Imagine um garoto de uns quinze anos, cheirando a peixe, com as mãos calejadas de puxar rede.
Encontro 0 de 12 · Introdução
Quem escreveu, para quem, e por quê
Quem escreveu
A tradição externa é notavelmente firme. Irineu de Lyon, por volta de 180 d.C., atribui a carta a João, o discípulo do Senhor — e Irineu não é uma testemunha qualquer: foi discípulo de Policarpo, que foi discípulo do próprio João. Dois passos de distância do apóstolo. Papias, Clemente de Alexandria, o Fragmento Muratoriano (c. 170) e Tertuliano convergem no mesmo nome.

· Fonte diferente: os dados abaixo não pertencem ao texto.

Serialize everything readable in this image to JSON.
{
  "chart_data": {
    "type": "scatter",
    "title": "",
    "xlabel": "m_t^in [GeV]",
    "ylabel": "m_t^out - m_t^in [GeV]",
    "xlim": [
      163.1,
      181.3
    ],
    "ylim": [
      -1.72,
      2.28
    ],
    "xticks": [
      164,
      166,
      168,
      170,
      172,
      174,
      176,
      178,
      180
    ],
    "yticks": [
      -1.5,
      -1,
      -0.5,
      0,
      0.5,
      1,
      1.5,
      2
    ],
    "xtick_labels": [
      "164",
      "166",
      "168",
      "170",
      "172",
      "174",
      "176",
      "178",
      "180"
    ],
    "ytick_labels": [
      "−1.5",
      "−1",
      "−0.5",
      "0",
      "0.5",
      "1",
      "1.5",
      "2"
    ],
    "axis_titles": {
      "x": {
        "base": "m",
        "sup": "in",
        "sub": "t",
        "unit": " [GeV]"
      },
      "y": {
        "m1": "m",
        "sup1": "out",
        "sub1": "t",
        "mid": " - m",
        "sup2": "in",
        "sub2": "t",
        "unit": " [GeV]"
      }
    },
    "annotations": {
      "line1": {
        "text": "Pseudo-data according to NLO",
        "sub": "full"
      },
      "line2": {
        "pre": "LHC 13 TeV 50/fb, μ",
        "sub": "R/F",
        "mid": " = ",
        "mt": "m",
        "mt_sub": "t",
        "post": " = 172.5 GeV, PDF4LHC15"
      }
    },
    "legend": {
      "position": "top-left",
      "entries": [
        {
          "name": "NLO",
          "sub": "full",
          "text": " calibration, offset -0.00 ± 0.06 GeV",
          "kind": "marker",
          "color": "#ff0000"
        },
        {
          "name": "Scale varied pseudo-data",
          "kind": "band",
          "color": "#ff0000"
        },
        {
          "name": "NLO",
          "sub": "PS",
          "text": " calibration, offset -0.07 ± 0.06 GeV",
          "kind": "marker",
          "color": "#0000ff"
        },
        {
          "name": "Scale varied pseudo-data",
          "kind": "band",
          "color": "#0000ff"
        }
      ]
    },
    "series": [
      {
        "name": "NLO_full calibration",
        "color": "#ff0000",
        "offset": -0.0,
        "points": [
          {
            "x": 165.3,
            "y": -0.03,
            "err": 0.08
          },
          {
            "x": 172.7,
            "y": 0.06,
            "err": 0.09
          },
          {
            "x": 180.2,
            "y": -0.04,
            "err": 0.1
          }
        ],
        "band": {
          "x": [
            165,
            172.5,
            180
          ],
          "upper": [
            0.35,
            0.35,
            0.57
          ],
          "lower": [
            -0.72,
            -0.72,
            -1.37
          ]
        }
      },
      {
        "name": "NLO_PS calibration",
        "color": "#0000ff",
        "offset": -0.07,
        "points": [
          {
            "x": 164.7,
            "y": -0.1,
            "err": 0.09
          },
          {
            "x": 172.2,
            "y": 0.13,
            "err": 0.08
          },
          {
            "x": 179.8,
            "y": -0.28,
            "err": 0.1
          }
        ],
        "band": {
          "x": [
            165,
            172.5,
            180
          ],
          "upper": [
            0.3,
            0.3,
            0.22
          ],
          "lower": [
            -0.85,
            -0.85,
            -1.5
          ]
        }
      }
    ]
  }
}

A evidência interna é ainda mais forte que a externa. O autor reivindica testemunho ocular sensorial já em 1.1-3 — ouvimos, vimos com os olhos, contemplamos, apalparam as nossas mãos. Não é retórica de abertura. É uma declaração quase jurídica contra quem dizia que o corpo de Jesus era só aparência. E o vocabulário e a sintaxe são gêmeos do Quarto Evangelho: luz e trevas, verdade e mentira, vida e morte, amor, permanecer, nascer de Deus. Quem escreveu João 1.1 escreveu 1 João 1.1.
Quando e onde
Éfeso, entre 85 e 95 d.C. — a segunda geração cristã. As testemunhas oculares da vida de Jesus estão morrendo, uma a uma, e a Igreja enfrenta pela primeira vez uma pergunta que vai enfrentar em todos os séculos seguintes: como sabemos que a versão que recebemos é a verdadeira?
A ocasião: um cisma
Este é o ponto que a maioria dos estudos ignora, e sem ele a carta não faz sentido nenhum. 1 João 2.19 é a chave histórica: houve um racha. Um grupo saiu da comunidade. E João diz algo brutal sobre eles — se fossem dos nossos, teriam permanecido.
Quem eram? O consenso aponta para um proto-gnosticismo com dois traços entrelaçados. O primeiro é o docetismo (do grego dokeō, "parecer"): para esse grupo, Cristo apenas parecia ter corpo, porque matéria é má e Deus não se sujaria com carne. O segundo é o cerintianismo — Cerinto, contemporâneo de João em Éfeso, ensinava que "o Cristo" celestial desceu sobre o homem Jesus no batismo e o abandonou antes da cruz. Ou seja: quem morreu na cruz teria sido só um homem, não o Filho de Deus. Isso explica um versículo que, sem esse pano de fundo, soa estranho — 1 João 5.6, onde João insiste que Jesus veio não só pela água (o batismo) mas pela água e pelo sangue (a cruz). João está mirando em Cerinto com precisão cirúrgica.
E a ética desses grupos derivava diretamente da doutrina: se a carne é irrelevante, o que se faz com o corpo também é irrelevante. Daí o antinomismo que João combate em 1.6-10 e em 3.4-10. Cristologia errada produz ética errada. Sempre.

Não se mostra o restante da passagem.